August 25-31, 2017 is Black Breastfeeding Week in the United States. This is an annual event that focuses on supporting Black families in breastfeeding their babies. This year's carefully chosen theme is "Bet on Black". This is the fifth year that Black Breastfeeding Week has been recognized. It was established by Kimberly Seals Allers, Kiddada Green and Anaya Sangodele-Ayoka, all leaders in the field of maternal child health, with a focus on families of color. Black Breastfeeding Week is a collaboration between Kimberly Seals Allers' MochaManual.com, Black Mothers' Breastfeeding Association, and FreetoBreastfeed.com.
Black families face additional challenges as new parents in establishing and maintaining breastfeeding. Just like the disparities that exist during pregnancy and birth, there are many inequities after the baby is here. Challenges, like lack of leave from employment, paid or otherwise, access to breastfeeding classes prenatally and postpartum, health care providers who are are uninformed and uninterested in supporting the parent-baby dyad in their breastfeeding goals, difficulties in finding and affording lactation consultants and limited access to breastfeeding support groups. The rate of Black infant mortality in the USA was 11.11 deaths per 1,000 live births compared to 5.06 for white infants. Breastfeeding can help reduce neonatal and infant mortality and morbidity.
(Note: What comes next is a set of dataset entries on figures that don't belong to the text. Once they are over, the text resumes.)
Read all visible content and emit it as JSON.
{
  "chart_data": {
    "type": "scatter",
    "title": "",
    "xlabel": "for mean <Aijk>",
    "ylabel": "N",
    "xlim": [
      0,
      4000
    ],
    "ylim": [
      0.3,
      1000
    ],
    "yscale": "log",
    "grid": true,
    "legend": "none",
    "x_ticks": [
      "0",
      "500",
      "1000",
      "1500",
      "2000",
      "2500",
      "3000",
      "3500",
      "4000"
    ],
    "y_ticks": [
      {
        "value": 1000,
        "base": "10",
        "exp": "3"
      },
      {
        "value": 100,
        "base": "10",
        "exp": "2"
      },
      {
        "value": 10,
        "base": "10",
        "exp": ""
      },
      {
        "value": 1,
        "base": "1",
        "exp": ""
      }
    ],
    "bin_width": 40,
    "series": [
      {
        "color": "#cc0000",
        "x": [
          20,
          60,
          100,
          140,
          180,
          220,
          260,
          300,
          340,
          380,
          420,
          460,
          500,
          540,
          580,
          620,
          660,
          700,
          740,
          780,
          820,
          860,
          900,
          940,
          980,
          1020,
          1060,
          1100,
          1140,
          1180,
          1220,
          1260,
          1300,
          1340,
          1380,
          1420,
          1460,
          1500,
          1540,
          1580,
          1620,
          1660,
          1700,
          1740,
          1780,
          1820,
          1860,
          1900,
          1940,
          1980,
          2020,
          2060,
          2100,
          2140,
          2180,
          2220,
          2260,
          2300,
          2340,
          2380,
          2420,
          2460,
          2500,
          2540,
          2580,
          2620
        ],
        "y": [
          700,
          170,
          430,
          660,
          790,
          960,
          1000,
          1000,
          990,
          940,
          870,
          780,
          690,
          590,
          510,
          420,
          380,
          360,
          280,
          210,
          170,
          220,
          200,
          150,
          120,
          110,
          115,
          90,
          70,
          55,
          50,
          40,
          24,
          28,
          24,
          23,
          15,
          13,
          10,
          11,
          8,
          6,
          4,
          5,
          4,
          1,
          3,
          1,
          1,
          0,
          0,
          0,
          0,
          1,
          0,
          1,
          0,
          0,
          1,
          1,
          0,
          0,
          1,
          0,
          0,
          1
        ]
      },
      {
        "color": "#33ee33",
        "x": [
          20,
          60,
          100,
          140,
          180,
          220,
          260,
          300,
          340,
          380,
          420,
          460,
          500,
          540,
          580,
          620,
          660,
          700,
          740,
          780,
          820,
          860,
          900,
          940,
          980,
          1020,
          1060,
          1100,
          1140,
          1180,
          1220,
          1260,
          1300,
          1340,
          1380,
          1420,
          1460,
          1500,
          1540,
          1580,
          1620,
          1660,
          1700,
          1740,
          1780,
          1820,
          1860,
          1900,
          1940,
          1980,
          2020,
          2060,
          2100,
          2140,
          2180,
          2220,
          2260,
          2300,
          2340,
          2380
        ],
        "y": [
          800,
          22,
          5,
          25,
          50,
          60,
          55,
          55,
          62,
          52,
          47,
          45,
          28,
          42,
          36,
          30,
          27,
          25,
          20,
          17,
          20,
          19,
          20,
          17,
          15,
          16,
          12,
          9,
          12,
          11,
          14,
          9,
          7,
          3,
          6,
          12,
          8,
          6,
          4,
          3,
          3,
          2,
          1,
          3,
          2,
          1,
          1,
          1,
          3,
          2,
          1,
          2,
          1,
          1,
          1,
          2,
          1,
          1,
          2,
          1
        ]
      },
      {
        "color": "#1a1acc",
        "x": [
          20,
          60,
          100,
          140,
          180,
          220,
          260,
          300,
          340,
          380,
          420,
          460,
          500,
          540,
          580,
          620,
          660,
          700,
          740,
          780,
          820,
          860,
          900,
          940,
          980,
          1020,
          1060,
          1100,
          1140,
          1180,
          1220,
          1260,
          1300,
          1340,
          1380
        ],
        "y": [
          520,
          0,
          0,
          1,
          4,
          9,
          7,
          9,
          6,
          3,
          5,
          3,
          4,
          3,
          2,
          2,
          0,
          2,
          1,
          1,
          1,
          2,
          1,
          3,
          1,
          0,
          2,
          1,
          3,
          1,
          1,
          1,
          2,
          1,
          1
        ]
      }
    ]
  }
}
What can a childbirth educator do to help Black families succeed in their breastfeeding goals?
Have lots of images of Black families breastfeeding. Look over your videos, posters, teaching aids and handouts to be sure that they reflect of families of color. Some of my favorite materials include:
- Teach Me How to Breastfeed video
- BabyBabyOhBaby breastfeeding video (free instructor preview here)
- Free to Breastfeed: Voices of Black Mothers book
- Knit a breast or two using brown flesh tones to use as teaching aids.
Include online and hard copy resources for Black families in the materials you share. Some things to consider including:
- “It’s Only Natural,” – CDC & Office of Women’s Health breastfeeding guide for African American families
- Normalize Breastfeeding
- Black Women Do Breastfeed website & Facebook page
- Mocha Manual
- Your Guide to Breastfeeding for African American Women
- Sister-to-Sister, Let's Talk Breastfeeding tear pad
- Black Mothers' Breastfeeding Association
Support programs that focus on and provide scholarships for training Black lactation consultants and childbirth educators. There are many people of color who want to learn and train to become lactation consultants but finances stand in the way. You can make a donation to many organizations that support this learning to help them fund qualified individuals in meeting their goals. Here are some places to give your financial support.
- International Center for Traditional Childbearing - run by Shafia Monroe
- Commonsense Childbirth - run by Jennie Joseph
- National Association of Professional and Peer Lactation Supporters of Color (NAPPLSC)
- International Lactation Consultant Association - designate your funds for diversity scholarships
- Uzazzi Village Lactation Science Certificate - run by Hakima Tafunzi Payne
Offer scholarships and financial assistance to families of color in your community to attend your childbirth and breastfeeding classes. When cost may be a barrier for a Black family to attend your course offerings, do what you can to offer a discounted price or remove the fee altogether. You are holding the class anyway, so adding another family or two might not make much difference for your bottom line, but might mean the world to that particular family.
Mentor educators, doulas and lactation consultants of color in your community. Help people of color in training to become childbirth educators, doulas, and lactation consultants by offering your mentoring services. Include them in your professional visits with families, bring them to births with you and have them observe and share teaching responsibilities in your classroom to develop skills. Help connect them with families, health care professionals, and others so they can grow professionally. Share the textbooks and resources they need to complete their training. There are many ways you can help those who will be practicing alongside you.
Do your part
To read the 2016 Breastfeeding Report Card as well as previous years, check out this page from the CDC. Black babies deserve our efforts to reduce neonatal and infant morbidity and mortality. Breastfeeding can help. We all need to lean in to support Black families in breastfeeding their babies, especially in the beginning and when families return to work. Childbirth professionals have many opportunities to help Black families and Black lactation consultants. Today's blog offers some suggestions on action steps you can take now. If you have additional ones to share, please let us know in the comments section below.